ITU: Harmonised mobile standards are integral telecoms development post-COVID-19
Around the world, collaboration between governments and communications companies have been at the heart of national and international responses to the coronavirus pandemic. From social distancing and contact tracing apps, to telemedicine and remote schooling, joint action between the private and public sector has been key to containing the virus and ensuring the continuation of businesses and public life.
This, of course, has been no easy task, but stakeholders have been able to pivot so successfully in part due to the resilience and universality of global communications standards. But, with the telecoms world in turmoil not only from the effects of the pandemic but also from increasing political interference, harmonised mobile standards themselves may soon be in jeopardy. Indeed, some analysts believe that the latest political tensions could lead to the fragmentation of the “single global standard” altogether.
For the ITU, this breakdown would spell disaster for the rapid development of the global telecoms industry. For them, effective connectivity rests upon three interconnected pillars: global standards, national policies, and international cooperation.
The importance of harmonious global standards for mobile communications is, to some extent, self-evident – we need only look at the drastically different adoption rates for 1G and 2G technologies, which suffered from fragmented regulation, compared to 3G and 4G to know the truth of this.
“Looking back at the evolution of international mobile telecommunications, or IMT as we call it, we see that the astonishing growth of mobile networks was greatly due to the standardisation of the third and fourth generation of mobile systems, or 3G and 4G,” said Mario Maniewicz, director of the radiocommunication bureau at the ITU, speaking at Huawei’s Better World Summit 2020.
But this harmonisation of global standards may in fact be even more integral to the upcoming 5G networks, which bring with them a wealth of new technologies, such as the IoT, AI, and edge computing. Much more than just faster connectivity, 5G tech is set to revolutionise industry and even facilitate entirely new mediums of experience in the form of virtual and augmented reality. Innovation in 5G needs nurturing by a unified international telecoms community if it is to rapidly develop effectively and be deployed at scale.

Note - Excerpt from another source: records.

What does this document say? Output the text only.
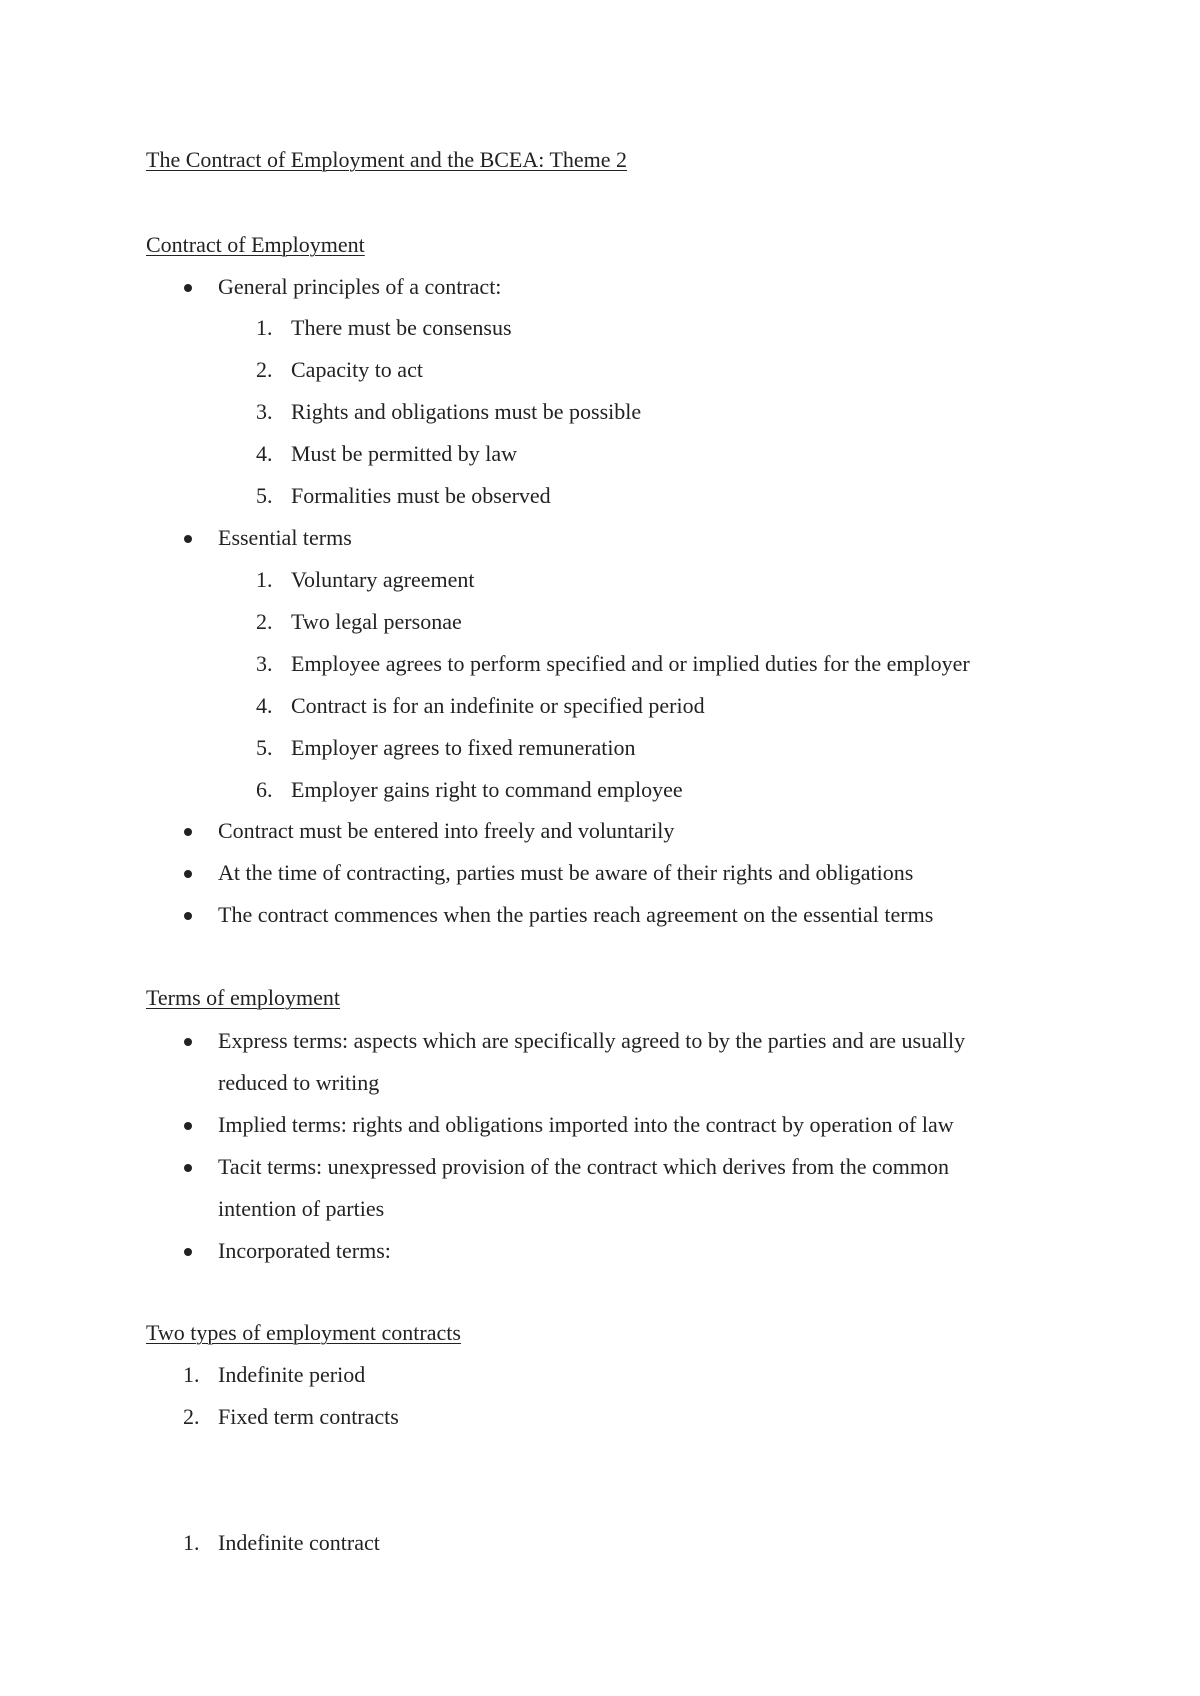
The Contract of Employment and the BCEA: Theme 2
Contract of Employment
General principles of a contract:
1. There must be consensus
2. Capacity to act
3. Rights and obligations must be possible
4. Must be permitted by law
5. Formalities must be observed
Essential terms
1. Voluntary agreement
2. Two legal personae
3. Employee agrees to perform specified and or implied duties for the employer
4. Contract is for an indefinite or specified period
5. Employer agrees to fixed remuneration
6. Employer gains right to command employee
Contract must be entered into freely and voluntarily
At the time of contracting, parties must be aware of their rights and obligations
The contract commences when the parties reach agreement on the essential terms
Terms of employment
Express terms: aspects which are specifically agreed to by the parties and are usually
reduced to writing
Implied terms: rights and obligations imported into the contract by operation of law
Tacit terms: unexpressed provision of the contract which derives from the common
intention of parties
Incorporated terms:
Two types of employment contracts
1. Indefinite period
2. Fixed term contracts
1. Indefinite contract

The ITU, of course, is at the heart of this process. Every four years, the ITU hosts the World Radiocommunication Conference (WRC), at which its Radio Regulations are discussed and revised; in 2019, at the end of the last four-year study cycle, the WRC, attended by representatives from 163 member states and 129 observer organisations, identified additional mmWave spectrum for use in 5G. In addition, the end of this year should see the completion of the International Mobile Telecommunications-2020 Standard, which will rapidly accelerate the deployment of 5G internationally.
Governments will play a crucial role in this process, with their policies directly creating the national environment in which technological evolution can flourish or flounder. For the ITU, this is particularly true when it comes to spectrum regulation, where governments must ensure equitable, efficient, and economical spectrum usage if the sector is to develop effectively.

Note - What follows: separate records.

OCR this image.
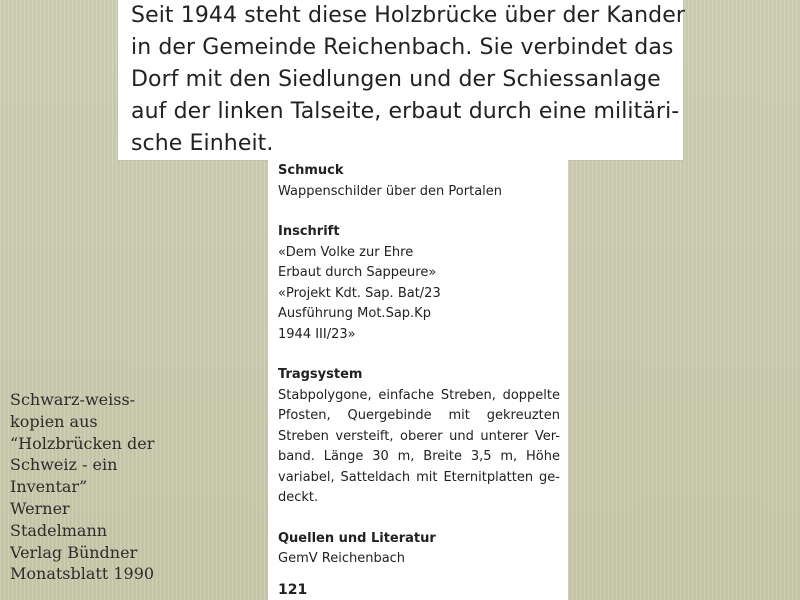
Seit 1944 steht diese Holzbrücke über der Kander
in der Gemeinde Reichenbach. Sie verbindet das
Dorf mit den Siedlungen und der Schiessanlage
auf der linken Talseite, erbaut durch eine militäri-
sche Einheit.
Schmuck
Wappenschilder über den Portalen
Inschrift
«Dem Volke zur Ehre
Erbaut durch Sappeure»
«Projekt Kdt. Sap. Bat/23
Ausführung Mot.Sap.Kp
1944 III/23»
Tragsystem
Stabpolygone, einfache Streben, doppelte
Pfosten, Quergebinde mit gekreuzten
Streben versteift, oberer und unterer Ver-
band. Länge 30 m, Breite 3,5 m, Höhe
variabel, Satteldach mit Eternitplatten ge-
deckt.
Quellen und Literatur
GemV Reichenbach
121
Schwarz-weiss-
kopien aus
“Holzbrücken der
Schweiz - ein
Inventar”
Werner
Stadelmann
Verlag Bündner
Monatsblatt 1990
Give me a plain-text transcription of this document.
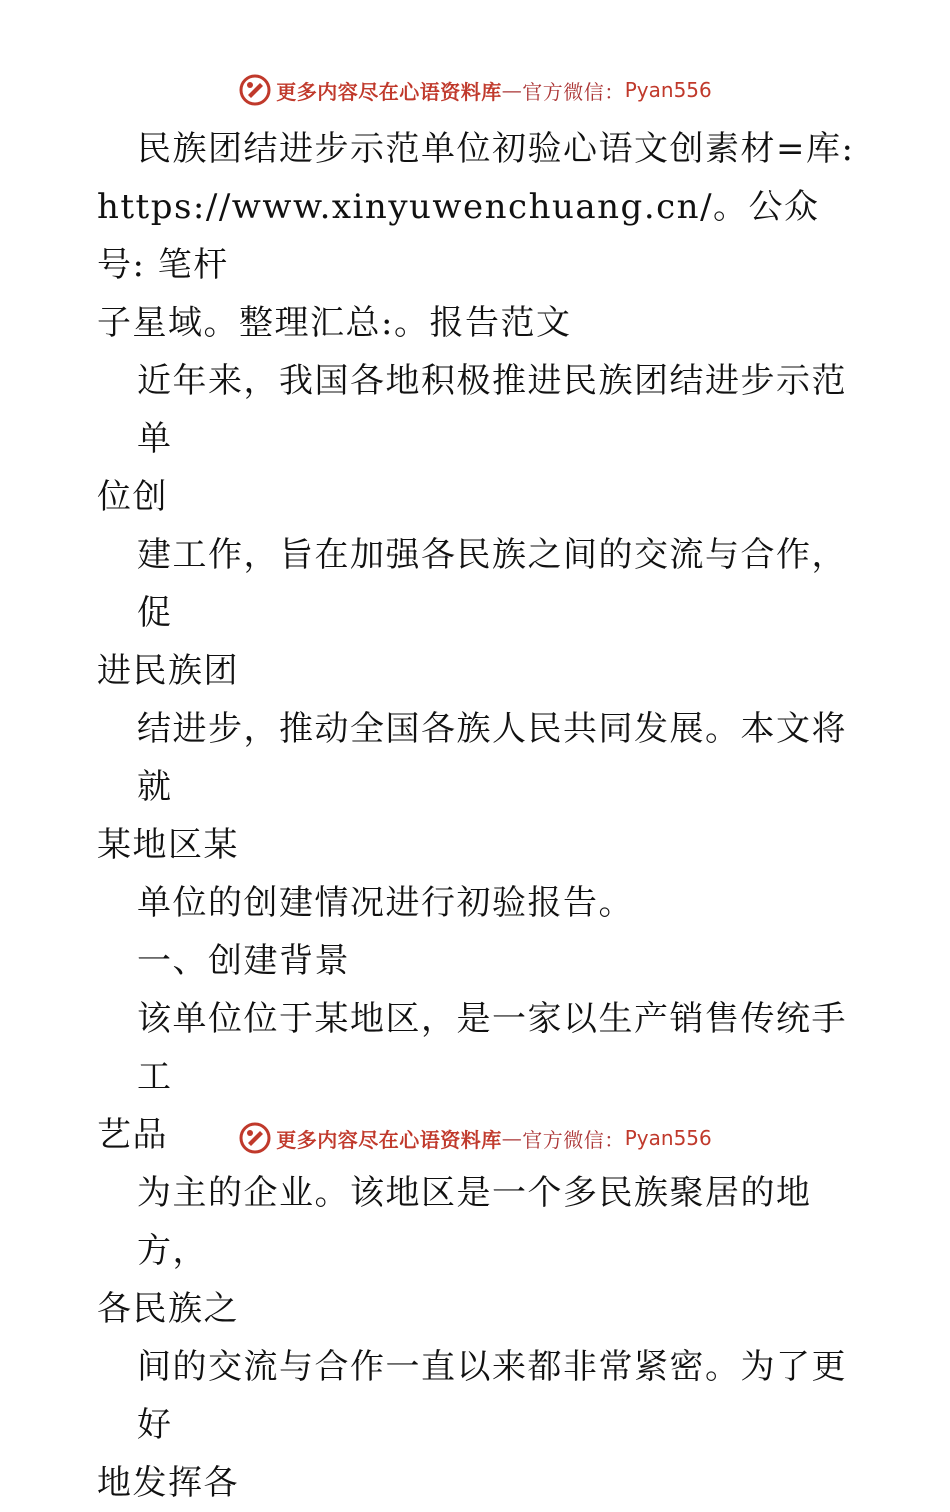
更多内容尽在心语资料库 — 官方微信： Pyan556

民族团结进步示范单位初验心语文创素材=库:

https://www.xinyuwenchuang.cn/。公众号: 笔杆

子星域。整理汇总:。报告范文

近年来，我国各地积极推进民族团结进步示范单

位创

建工作，旨在加强各民族之间的交流与合作，促

进民族团

结进步，推动全国各族人民共同发展。本文将就

某地区某

单位的创建情况进行初验报告。

一、创建背景

该单位位于某地区，是一家以生产销售传统手工

艺品

为主的企业。该地区是一个多民族聚居的地方，

各民族之

间的交流与合作一直以来都非常紧密。为了更好

地发挥各

更多内容尽在心语资料库 — 官方微信： Pyan556
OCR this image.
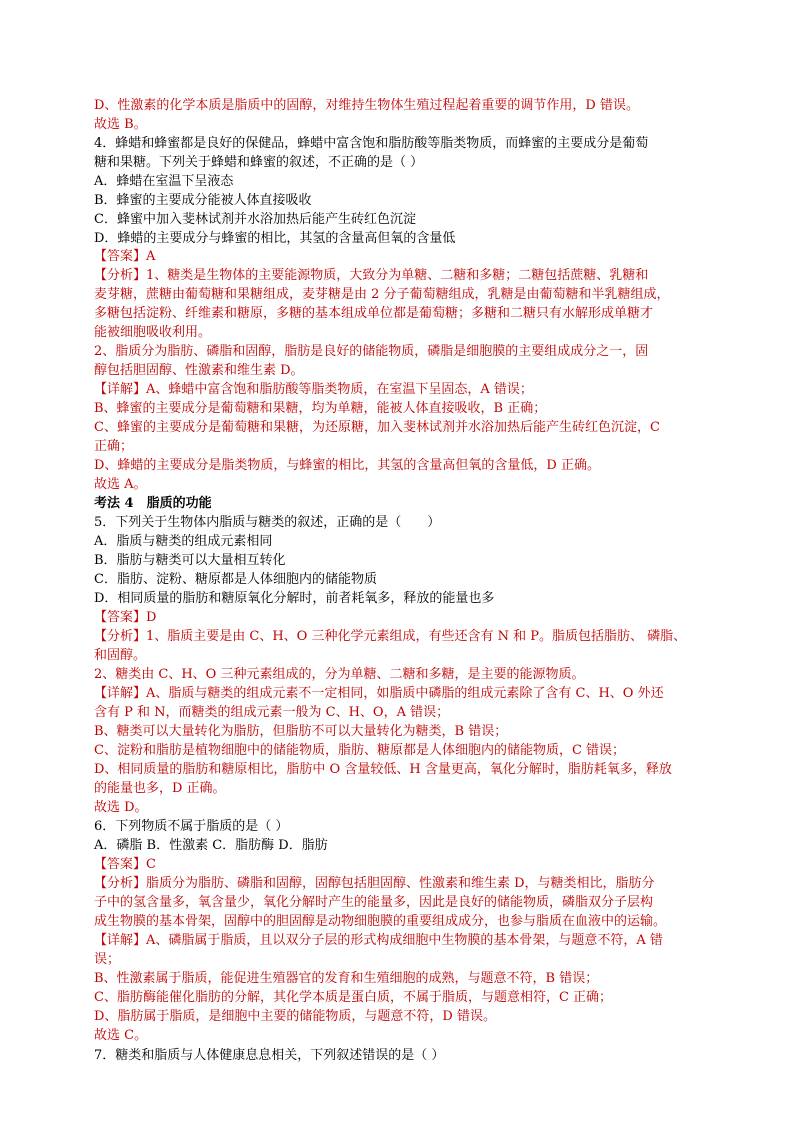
D、性激素的化学本质是脂质中的固醇，对维持生物体生殖过程起着重要的调节作用，D 错误。
故选 B。
4．蜂蜡和蜂蜜都是良好的保健品，蜂蜡中富含饱和脂肪酸等脂类物质，而蜂蜜的主要成分是葡萄
糖和果糖。下列关于蜂蜡和蜂蜜的叙述，不正确的是（ ）
A．蜂蜡在室温下呈液态
B．蜂蜜的主要成分能被人体直接吸收
C．蜂蜜中加入斐林试剂并水浴加热后能产生砖红色沉淀
D．蜂蜡的主要成分与蜂蜜的相比，其氢的含量高但氧的含量低
【答案】A
【分析】1、糖类是生物体的主要能源物质，大致分为单糖、二糖和多糖；二糖包括蔗糖、乳糖和
麦芽糖，蔗糖由葡萄糖和果糖组成，麦芽糖是由 2 分子葡萄糖组成，乳糖是由葡萄糖和半乳糖组成，
多糖包括淀粉、纤维素和糖原，多糖的基本组成单位都是葡萄糖；多糖和二糖只有水解形成单糖才
能被细胞吸收利用。
2、脂质分为脂肪、磷脂和固醇，脂肪是良好的储能物质，磷脂是细胞膜的主要组成成分之一，固
醇包括胆固醇、性激素和维生素 D。
【详解】A、蜂蜡中富含饱和脂肪酸等脂类物质，在室温下呈固态，A 错误；
B、蜂蜜的主要成分是葡萄糖和果糖，均为单糖，能被人体直接吸收，B 正确；
C、蜂蜜的主要成分是葡萄糖和果糖，为还原糖，加入斐林试剂并水浴加热后能产生砖红色沉淀，C
正确；
D、蜂蜡的主要成分是脂类物质，与蜂蜜的相比，其氢的含量高但氧的含量低，D 正确。
故选 A。
考法 4　脂质的功能
5．下列关于生物体内脂质与糖类的叙述，正确的是（　　）
A．脂质与糖类的组成元素相同
B．脂肪与糖类可以大量相互转化
C．脂肪、淀粉、糖原都是人体细胞内的储能物质
D．相同质量的脂肪和糖原氧化分解时，前者耗氧多，释放的能量也多
【答案】D
【分析】1、脂质主要是由 C、H、O 三种化学元素组成，有些还含有 N 和 P。脂质包括脂肪、 磷脂、
和固醇。
2、糖类由 C、H、O 三种元素组成的，分为单糖、二糖和多糖，是主要的能源物质。
【详解】A、脂质与糖类的组成元素不一定相同，如脂质中磷脂的组成元素除了含有 C、H、O 外还
含有 P 和 N，而糖类的组成元素一般为 C、H、O，A 错误；
B、糖类可以大量转化为脂肪，但脂肪不可以大量转化为糖类，B 错误；
C、淀粉和脂肪是植物细胞中的储能物质，脂肪、糖原都是人体细胞内的储能物质，C 错误；
D、相同质量的脂肪和糖原相比，脂肪中 O 含量较低、H 含量更高，氧化分解时，脂肪耗氧多，释放
的能量也多，D 正确。
故选 D。
6．下列物质不属于脂质的是（ ）
A．磷脂 B．性激素 C．脂肪酶 D．脂肪
【答案】C
【分析】脂质分为脂肪、磷脂和固醇，固醇包括胆固醇、性激素和维生素 D，与糖类相比，脂肪分
子中的氢含量多，氧含量少，氧化分解时产生的能量多，因此是良好的储能物质，磷脂双分子层构
成生物膜的基本骨架，固醇中的胆固醇是动物细胞膜的重要组成成分，也参与脂质在血液中的运输。
【详解】A、磷脂属于脂质，且以双分子层的形式构成细胞中生物膜的基本骨架，与题意不符，A 错
误；
B、性激素属于脂质，能促进生殖器官的发育和生殖细胞的成熟，与题意不符，B 错误；
C、脂肪酶能催化脂肪的分解，其化学本质是蛋白质，不属于脂质，与题意相符，C 正确；
D、脂肪属于脂质，是细胞中主要的储能物质，与题意不符，D 错误。
故选 C。
7．糖类和脂质与人体健康息息相关，下列叙述错误的是（ ）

“National regulatory authorities and policy makers still have a huge role to play,” explained Maniewicz. “Administrations need to revise their national regulations and standards to comply with international regulations and global standards; they need to assign suitable frequency bands to meet their domestic needs, and ensure spectrum is being used efficiently.”

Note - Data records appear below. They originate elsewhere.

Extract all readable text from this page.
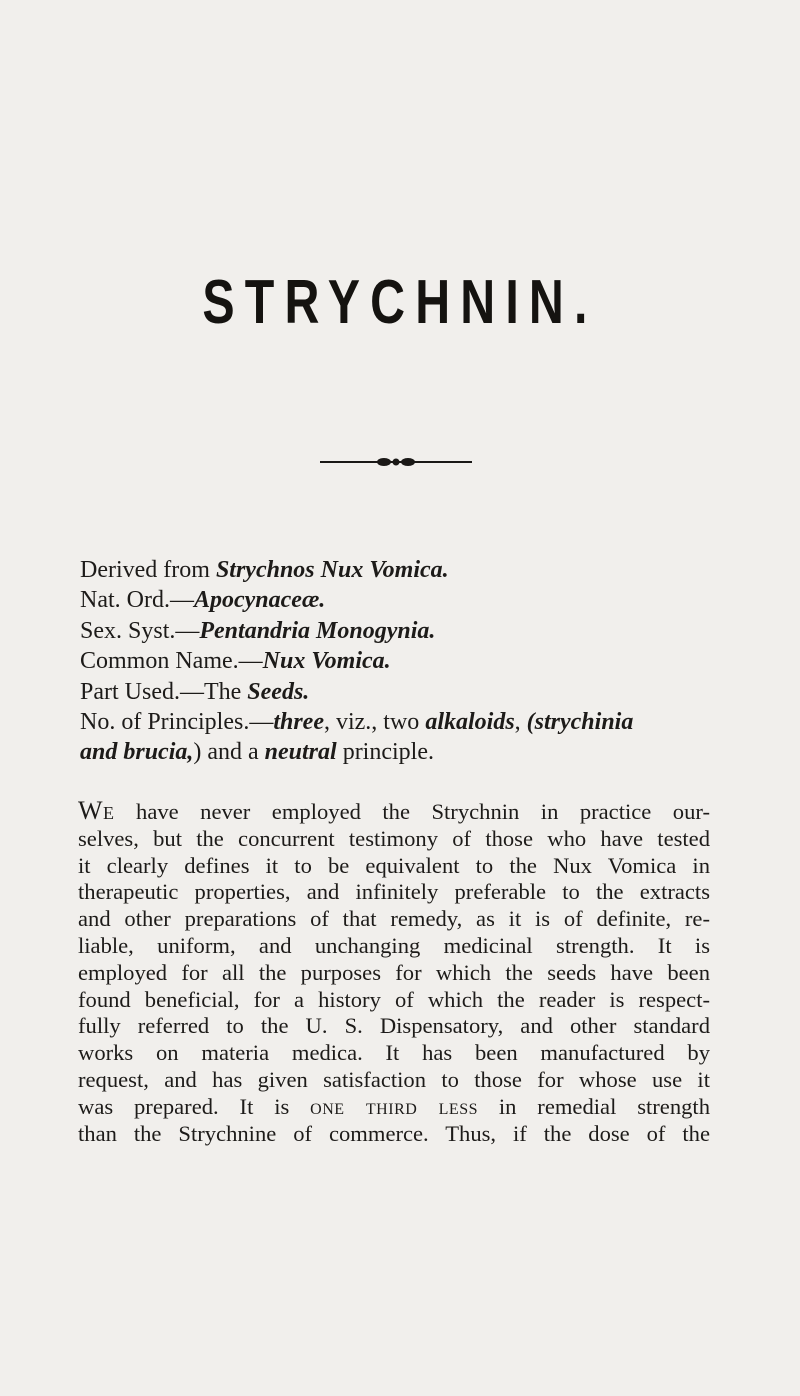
STRYCHNIN.
Derived from Strychnos Nux Vomica.
Nat. Ord.—Apocynaceæ.
Sex. Syst.—Pentandria Monogynia.
Common Name.—Nux Vomica.
Part Used.—The Seeds.
No. of Principles.—three, viz., two alkaloids, (strychinia
and brucia,) and a neutral principle.
We have never employed the Strychnin in practice our-
selves, but the concurrent testimony of those who have tested
it clearly defines it to be equivalent to the Nux Vomica in
therapeutic properties, and infinitely preferable to the extracts
and other preparations of that remedy, as it is of definite, re-
liable, uniform, and unchanging medicinal strength. It is
employed for all the purposes for which the seeds have been
found beneficial, for a history of which the reader is respect-
fully referred to the U. S. Dispensatory, and other standard
works on materia medica. It has been manufactured by
request, and has given satisfaction to those for whose use it
was prepared. It is one third less in remedial strength
than the Strychnine of commerce. Thus, if the dose of the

Both developing global international standards and national regulation are underpinned by a theme that extends beyond the telecommunications sector itself: international cooperation. The ITU’s purpose is to bring nations together to help create a healthy communications ecosystem that serves everyone. Harmonising standards and frequency bands around the world allows new technologies and services to be developed in an already thriving ecosystem, enables international roaming, and helps everyone benefit from economies of scale – all of which is more important than ever in the emerging post-COVID-19 environment.
For the ITU, collaboration is at the heart of global telecoms success and the coming months will be vital in defining the future of this vital industry.
“I invite you to participate in the work of the ITU, to develop standards and regulations that will shape the future of radiocommunications and the recovery of our economies within a framework of international cooperation,” concluded Maniewicz.